Tuesday, May 25, 2010

Dairy farming is for neither the faint of heart nor the weak in stomach

Today I helped Gerard with the milking. I guarantee that I will never look at dairy products in the same way. For those of you unfamiliar with the process, I will describe it here.
The cows come in and line up at the feeding bins. The farmer pulls a lever to dump feed from a hopper to the bins. He wipes off the nipples of the udder with a newspaper and sprays them with iodine to disinfect. The milking machine then goes on. It looks like an aluminum and rubber octopus with four flabby arms that fit over the nipples. It's attached to a vacuum to provide suction. The milk all passes through a filter and into a refrigerated vat. While the cows are being milked, the next lot are lined up on the other side of the parlor. When the udders have run dry, the farmer takes the milking machine off the one set of cows and transfers it to the other. He then re-sterilizes the udders and lets the cows go. This happens twice a day and it typically takes about an hour and a half to get all the cows through. Keep in mind that the cows are peeing and pooing all over the place. Today, I had to watch Gerard treat a cow sick with an udder infection. The milk that came out was about half blood and looked like tomato soup. I felt sorry for the poor thing, but God was she ever cantankerous. She kept kicking as Gerard was trying to help her and she almost shat all over him at one point.
No matter how hard we try to keep the place sterile, I guarantee that some trace amounts of feces must get into the milk. I drink the stuff all the time here, completely unpasteurized, not to mention all the people all over Kerry (and the whole of Ireland for that matter) who drink milk from Gerard and the other small farmers. I guess it can't hurt too much.
I encountered nettles for the first time today. Anna and I were playing at "who can kick the football over the house" and when I finally managed to boot the thing over it rolled into one of the side gardens. As we were searching back there, I rubbed against something that felt like a hundred angry hornets. I jumped back and saw the plant, pretty innocent looking all in all. Anna showed me how to rub a dock-leaf on to help ease the sting, but dear lord, it still smarts after several hours. Apparently, the tips of the plant are edible, though I can't imagine they'd be fun to gather.
In short, what have I gotten myself into?

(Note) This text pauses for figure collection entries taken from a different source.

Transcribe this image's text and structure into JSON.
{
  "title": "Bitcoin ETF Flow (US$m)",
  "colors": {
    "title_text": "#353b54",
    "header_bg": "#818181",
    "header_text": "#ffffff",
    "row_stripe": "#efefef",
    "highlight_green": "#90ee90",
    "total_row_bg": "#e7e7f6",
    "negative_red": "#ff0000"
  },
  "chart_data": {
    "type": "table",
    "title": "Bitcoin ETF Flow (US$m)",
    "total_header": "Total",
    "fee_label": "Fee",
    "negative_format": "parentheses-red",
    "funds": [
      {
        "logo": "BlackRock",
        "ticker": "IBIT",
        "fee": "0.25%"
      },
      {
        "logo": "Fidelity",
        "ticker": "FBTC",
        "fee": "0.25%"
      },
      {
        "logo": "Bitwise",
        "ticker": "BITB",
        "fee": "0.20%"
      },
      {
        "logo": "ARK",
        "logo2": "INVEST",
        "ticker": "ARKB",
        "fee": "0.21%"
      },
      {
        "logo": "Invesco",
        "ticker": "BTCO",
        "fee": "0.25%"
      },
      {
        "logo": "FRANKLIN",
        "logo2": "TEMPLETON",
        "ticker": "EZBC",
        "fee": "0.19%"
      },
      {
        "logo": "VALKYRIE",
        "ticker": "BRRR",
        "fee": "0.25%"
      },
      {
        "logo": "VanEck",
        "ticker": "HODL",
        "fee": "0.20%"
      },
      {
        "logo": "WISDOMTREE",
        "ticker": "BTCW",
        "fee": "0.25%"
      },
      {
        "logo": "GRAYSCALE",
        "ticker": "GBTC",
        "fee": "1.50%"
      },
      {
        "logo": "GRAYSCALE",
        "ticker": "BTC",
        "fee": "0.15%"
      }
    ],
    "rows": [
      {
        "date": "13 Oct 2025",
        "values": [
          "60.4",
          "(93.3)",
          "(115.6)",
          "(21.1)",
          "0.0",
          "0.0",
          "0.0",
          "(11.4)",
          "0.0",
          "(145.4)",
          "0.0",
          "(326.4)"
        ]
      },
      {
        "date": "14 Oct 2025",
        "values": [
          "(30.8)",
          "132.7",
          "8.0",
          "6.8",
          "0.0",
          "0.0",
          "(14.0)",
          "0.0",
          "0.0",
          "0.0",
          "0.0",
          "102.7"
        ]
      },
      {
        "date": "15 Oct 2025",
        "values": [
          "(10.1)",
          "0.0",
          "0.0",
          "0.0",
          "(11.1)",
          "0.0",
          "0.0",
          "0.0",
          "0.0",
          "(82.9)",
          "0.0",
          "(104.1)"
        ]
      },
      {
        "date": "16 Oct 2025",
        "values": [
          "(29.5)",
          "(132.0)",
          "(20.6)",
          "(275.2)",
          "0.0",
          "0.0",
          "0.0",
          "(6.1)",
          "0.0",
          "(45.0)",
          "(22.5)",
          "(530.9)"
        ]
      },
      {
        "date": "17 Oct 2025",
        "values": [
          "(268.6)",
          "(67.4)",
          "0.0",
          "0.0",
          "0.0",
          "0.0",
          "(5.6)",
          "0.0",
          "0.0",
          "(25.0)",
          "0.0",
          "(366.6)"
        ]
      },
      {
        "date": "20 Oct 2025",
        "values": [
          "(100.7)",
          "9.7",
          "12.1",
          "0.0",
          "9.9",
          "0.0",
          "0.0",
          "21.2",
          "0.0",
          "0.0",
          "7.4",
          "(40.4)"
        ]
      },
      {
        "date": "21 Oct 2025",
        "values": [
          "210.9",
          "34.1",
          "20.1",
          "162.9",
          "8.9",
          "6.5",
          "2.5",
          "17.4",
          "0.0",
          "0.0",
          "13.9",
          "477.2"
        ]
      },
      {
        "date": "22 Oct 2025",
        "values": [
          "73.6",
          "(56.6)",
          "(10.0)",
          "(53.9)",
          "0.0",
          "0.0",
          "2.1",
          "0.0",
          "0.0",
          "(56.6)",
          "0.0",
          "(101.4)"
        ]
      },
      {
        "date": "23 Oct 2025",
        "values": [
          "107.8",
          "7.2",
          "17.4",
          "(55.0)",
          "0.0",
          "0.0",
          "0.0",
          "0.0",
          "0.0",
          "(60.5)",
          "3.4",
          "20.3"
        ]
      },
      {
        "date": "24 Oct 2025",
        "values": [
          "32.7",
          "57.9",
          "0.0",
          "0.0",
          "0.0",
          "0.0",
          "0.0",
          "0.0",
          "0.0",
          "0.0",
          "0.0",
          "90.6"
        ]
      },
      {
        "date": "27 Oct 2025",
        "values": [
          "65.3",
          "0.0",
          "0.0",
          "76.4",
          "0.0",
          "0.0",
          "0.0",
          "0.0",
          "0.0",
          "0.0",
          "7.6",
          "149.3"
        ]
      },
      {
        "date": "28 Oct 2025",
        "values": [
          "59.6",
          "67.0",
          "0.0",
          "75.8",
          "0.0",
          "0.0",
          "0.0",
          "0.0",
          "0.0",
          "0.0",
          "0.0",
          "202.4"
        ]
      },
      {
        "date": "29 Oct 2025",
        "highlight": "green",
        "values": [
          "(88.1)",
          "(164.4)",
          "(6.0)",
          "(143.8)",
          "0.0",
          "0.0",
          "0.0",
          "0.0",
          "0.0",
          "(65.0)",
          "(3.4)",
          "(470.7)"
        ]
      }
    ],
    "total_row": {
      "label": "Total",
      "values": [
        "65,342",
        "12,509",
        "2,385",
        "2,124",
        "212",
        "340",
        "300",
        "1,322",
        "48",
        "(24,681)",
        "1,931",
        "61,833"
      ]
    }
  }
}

  1. Oh, man. Maybe I should have invited you home with me for a weekend or something before we turned you loose on the rancid, soupy world of dairy cows and pasture lands.

    Unpasteurized milk won't kill you, and I guarantee you probably ingest more toxic fecal matter from all the rat shite in apple juice than you do from a glass of farm-fresh milk.

  2. it just adds that special earthy flavor.